More young adults are migrating to cities
Finally, almost in passing, the Upshot article resurrects a claim made in 2015 by FiveThirtyEight.com’s Ben Casselman, which had asserted that more young adults were now moving from cities to suburbs than vice versa, and claiming “Whether by choice or economic circumstance, young Americans are still more likely to leave the city for the suburbs than the other way around.” We had a lengthy back-and-forth with Casselman at the time, but the University of Virginia’s Luke Juday pointed out that the data that Casselman used from the Currently Population Survey effectively missed millions of young adults, and disproportionately missing those living in cities. Juday’s analysis shows that actually the reverse is true–young adults are increasingly moving to cities:
Over the past 5 years about 3 million more Americans age 20-29 moved from suburbs to principal cities than from cities to suburbs, with last year being the largest net gain for cities yet.
The Takeaway: More Young Adult Urban Growth is Coming
The number of 25 to 34 year olds—the key group driving urban living, will not decline, but will grow between now and 2024. The urban wave we’ve experienced starting in the 1990s, and accelerating in the past decade wasn’t propelled by generational growth, so much as by a growing preference for urban living by young adults. The shift of young adults to cities, drawn by urban amenities, is increasingly confirmed by academic researchers, and is borne out by the latest Census data.
Data Notes
The Census data for our of estimates of the 25 to 34 year old population come from three sources. Data for the period prior to 2010 comes from the archive of historical Census population estimates (https://www.census.gov/popest/data/historical/index.html).

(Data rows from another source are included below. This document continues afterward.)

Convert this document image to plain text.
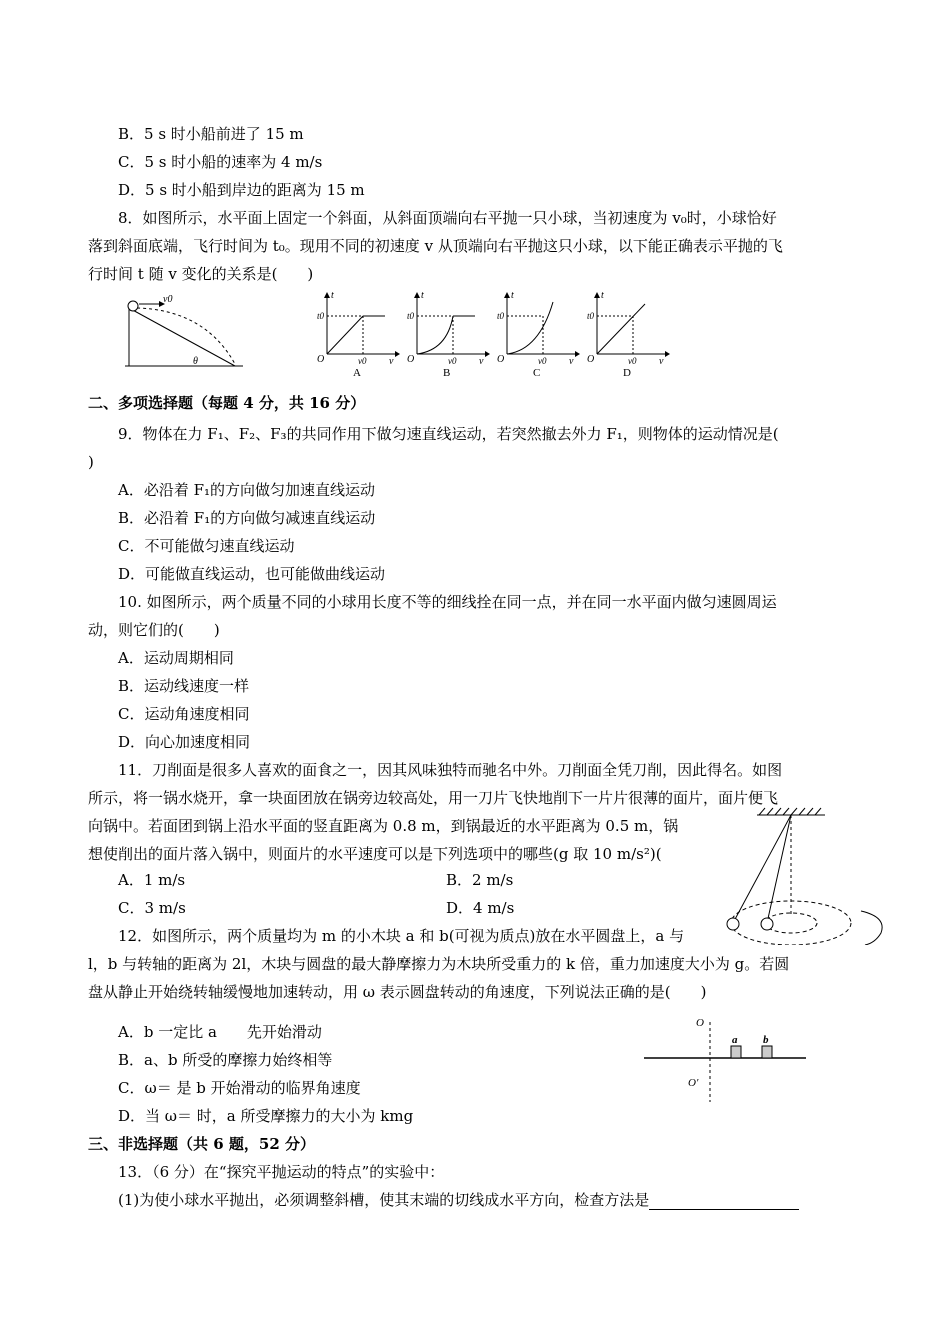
B．5 s 时小船前进了 15 m
C．5 s 时小船的速率为 4 m/s
D．5 s 时小船到岸边的距离为 15 m
8．如图所示，水平面上固定一个斜面，从斜面顶端向右平抛一只小球，当初速度为 v₀时，小球恰好
落到斜面底端，飞行时间为 t₀。现用不同的初速度 v 从顶端向右平抛这只小球，以下能正确表示平抛的飞
行时间 t 随 v 变化的关系是(　　)
v0
θ
t
t0
O	v0 v
A
t
t0
O	v0 v
B
t
t0
O	v0 v
C
t
t0
O	v0 v
D
二、多项选择题（每题 4 分，共 16 分）
9．物体在力 F₁、F₂、F₃的共同作用下做匀速直线运动，若突然撤去外力 F₁，则物体的运动情况是(
)
A．必沿着 F₁的方向做匀加速直线运动
B．必沿着 F₁的方向做匀减速直线运动
C．不可能做匀速直线运动
D．可能做直线运动，也可能做曲线运动
10. 如图所示，两个质量不同的小球用长度不等的细线拴在同一点，并在同一水平面内做匀速圆周运
动，则它们的(　　)
A．运动周期相同
B．运动线速度一样
C．运动角速度相同
D．向心加速度相同
11．刀削面是很多人喜欢的面食之一，因其风味独特而驰名中外。刀削面全凭刀削，因此得名。如图
所示，将一锅水烧开，拿一块面团放在锅旁边较高处，用一刀片飞快地削下一片片很薄的面片，面片便飞
向锅中。若面团到锅上沿水平面的竖直距离为 0.8 m，到锅最近的水平距离为 0.5 m，锅	要
想使削出的面片落入锅中，则面片的水平速度可以是下列选项中的哪些(g 取 10 m/s²)(
A．1 m/s	B．2 m/s
C．3 m/s	D．4 m/s
12．如图所示，两个质量均为 m 的小木块 a 和 b(可视为质点)放在水平圆盘上，a 与
l，b 与转轴的距离为 2l，木块与圆盘的最大静摩擦力为木块所受重力的 k 倍，重力加速度大小为 g。若圆
盘从静止开始绕转轴缓慢地加速转动，用 ω 表示圆盘转动的角速度，下列说法正确的是(　　)
A．b 一定比 a　　先开始滑动
B．a、b 所受的摩擦力始终相等
C．ω＝ 是 b 开始滑动的临界角速度
D．当 ω＝ 时，a 所受摩擦力的大小为 kmg
O
O′
a b
三、非选择题（共 6 题，52 分）
13．（6 分）在“探究平抛运动的特点”的实验中：
(1)为使小球水平抛出，必须调整斜槽，使其末端的切线成水平方向，检查方法是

Data for the period 2011 to 2014 comes from Annual Estimates of the Resident Population for Selected Age Groups by Sex for the United States, States, Counties, and Puerto Rico Commonwealth and Municipios: April 1, 2010 to July 1, 2014, Source: U.S. Census Bureau, Population Division, Release Date: June 2015. See: https://www.census.gov/popest/data/. Census projections of the population by year and age for the period 2015 through 2035 come from the 2014 Census Population Estimates series http://www.census.gov/population/projections/data/national/2014.html.
* Note the discontinuity in the data between 1999 and 2000 reflects the disparity between the Census Bureau’s annual intercensal estimates of the 25-34 year-old population and the actually higher number of 25-34 year olds enumerated by the 2000 decennial Census. It’s likely that the actual number of 25-34 year olds was underestimated in the intercensal estimates, during a period of significant immigration).